Выйдя из салона, Наташа увидела на дороге знакомого — частного водилу Витальича. Он обычно дежурил у торгового центра на соседней улице и несколько раз подвозил ее с работы с тяжелыми сумками. В отличие от многих своих коллег, промышлявших частным извозом, Витальич не был угрюм и молчалив, а, напротив, любил поболтать и пошутить с пассажиром. А уж такие постоянные клиенты, как Наташа, ходили у него в закадычных друзьях.

Витальич как раз стоял в пробке прямо возле парикмахерской.
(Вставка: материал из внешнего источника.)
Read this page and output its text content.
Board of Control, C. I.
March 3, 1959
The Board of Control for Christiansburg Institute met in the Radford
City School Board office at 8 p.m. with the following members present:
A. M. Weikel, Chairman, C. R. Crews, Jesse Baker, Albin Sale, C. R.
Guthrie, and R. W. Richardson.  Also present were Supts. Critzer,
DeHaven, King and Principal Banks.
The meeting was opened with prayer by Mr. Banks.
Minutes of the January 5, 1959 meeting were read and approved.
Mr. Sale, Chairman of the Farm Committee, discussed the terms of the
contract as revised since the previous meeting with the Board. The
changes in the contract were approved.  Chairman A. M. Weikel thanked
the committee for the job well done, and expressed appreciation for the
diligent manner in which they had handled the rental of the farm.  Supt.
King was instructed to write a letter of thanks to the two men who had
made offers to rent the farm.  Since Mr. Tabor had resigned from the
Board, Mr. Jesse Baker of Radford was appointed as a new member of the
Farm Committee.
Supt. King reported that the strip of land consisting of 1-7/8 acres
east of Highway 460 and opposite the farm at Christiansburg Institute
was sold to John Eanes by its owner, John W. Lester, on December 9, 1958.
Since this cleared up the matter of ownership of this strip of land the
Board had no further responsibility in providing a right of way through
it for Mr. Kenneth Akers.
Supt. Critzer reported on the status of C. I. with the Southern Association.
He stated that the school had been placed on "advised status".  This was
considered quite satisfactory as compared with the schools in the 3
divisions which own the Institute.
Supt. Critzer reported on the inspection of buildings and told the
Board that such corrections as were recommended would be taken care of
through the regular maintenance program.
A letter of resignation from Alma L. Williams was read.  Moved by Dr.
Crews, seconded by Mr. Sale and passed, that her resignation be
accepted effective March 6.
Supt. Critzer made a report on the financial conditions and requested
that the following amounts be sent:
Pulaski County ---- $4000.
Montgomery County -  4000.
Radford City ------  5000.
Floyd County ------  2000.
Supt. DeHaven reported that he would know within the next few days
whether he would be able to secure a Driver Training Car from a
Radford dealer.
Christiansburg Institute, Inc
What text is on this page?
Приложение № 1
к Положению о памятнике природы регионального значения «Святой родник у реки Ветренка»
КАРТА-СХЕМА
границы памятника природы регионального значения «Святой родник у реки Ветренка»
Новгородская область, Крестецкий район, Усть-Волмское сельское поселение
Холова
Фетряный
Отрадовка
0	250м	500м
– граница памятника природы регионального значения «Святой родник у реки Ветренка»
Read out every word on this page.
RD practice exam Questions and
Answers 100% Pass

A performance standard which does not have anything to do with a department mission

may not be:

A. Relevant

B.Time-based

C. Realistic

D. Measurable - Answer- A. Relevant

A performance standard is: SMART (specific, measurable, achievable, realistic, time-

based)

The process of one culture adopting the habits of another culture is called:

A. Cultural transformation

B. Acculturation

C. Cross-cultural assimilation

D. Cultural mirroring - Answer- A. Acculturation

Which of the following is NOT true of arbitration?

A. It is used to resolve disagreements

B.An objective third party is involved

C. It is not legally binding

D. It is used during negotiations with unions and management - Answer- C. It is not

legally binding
Он приветственно бибикнул Наташе с дороги и виновато развел руками, показывая, что занят — его «жигуленок» был забит каким-то восточным семейством с кучей детей и пакетов. Наташа улыбнулась и кивнула в сторону метро: мол, ничего страшного, я все равно туда. Витальич огорченно поцокал языкам, сожалея, что такая элегантная молодая дама вынуждена пользоваться вульгарным общественным транспортом. Эту мысль он уже не раз ей высказывал. Как и многие автомобилисты, Витальич считал метро средневековым изобретением и вообще жуткой клоакой, куда нормальному человеку и заходить-то страшно.

Наташа над ним посмеивалась. Она почти всегда ездила в метро на работу и с работы и знала, что ничего страшного в этом нет. Даже наоборот.

Если бы они с мужем поставили перед собой такую цель, то давно уже купили бы вторую машину. Кроме того, Наташа могла настоять, чтобы Сергей отдал ей «фольксваген». Но она считала, что ползти по московским улицам в час пик, шарахаться от лихачей, ругаться с дорожными хамами, опаздывать, злиться — совершенно излишняя нагрузка для нервной системы перед тяжелым рабочим днем. Кстати, она видела передачу, где довольно известные люди рассказывали, что они регулярно пользуются метро, когда не хотят куда-то опоздать. Ни одного известного человека Наташа ни разу там не встретила, но метро ее и без того устраивало. Там можно было читать.

Наташа Градова любила говорить, что они с мужем — дети перестройки. Из-за этого их собственные дети, ехидные, как все школьники, называли бабушек Перестройкой Васильевной и Перестройкой Анатольевной, а родителей, без всякой логики, Перестроевичами. Это слово у младших Градовых заменяло общепринятое «предки».

Наташа окончила школу в сложном восемьдесят восьмом году. В старших классах она была отличницей, писала сочинения на олимпиадах и одно время даже «шла на медаль». Но тут начались смутные времена. Закрывались НИИ и КБ, инженеры и библиотекари торговали на рынке, знакомые студенты бросали учебу и погружались в омут бизнеса — в общем, в стране творилось чер-те что, хоть стой, хоть падай. И на семейном совете было решено с институтом пока погодить и дать девочке надежную профессию «в руки». Наташа, во всем послушная родителям, пошла в парикмахерское училище, окончила его с отличием, вышла замуж за одноклассника Сергея и родила двоих мальчишек.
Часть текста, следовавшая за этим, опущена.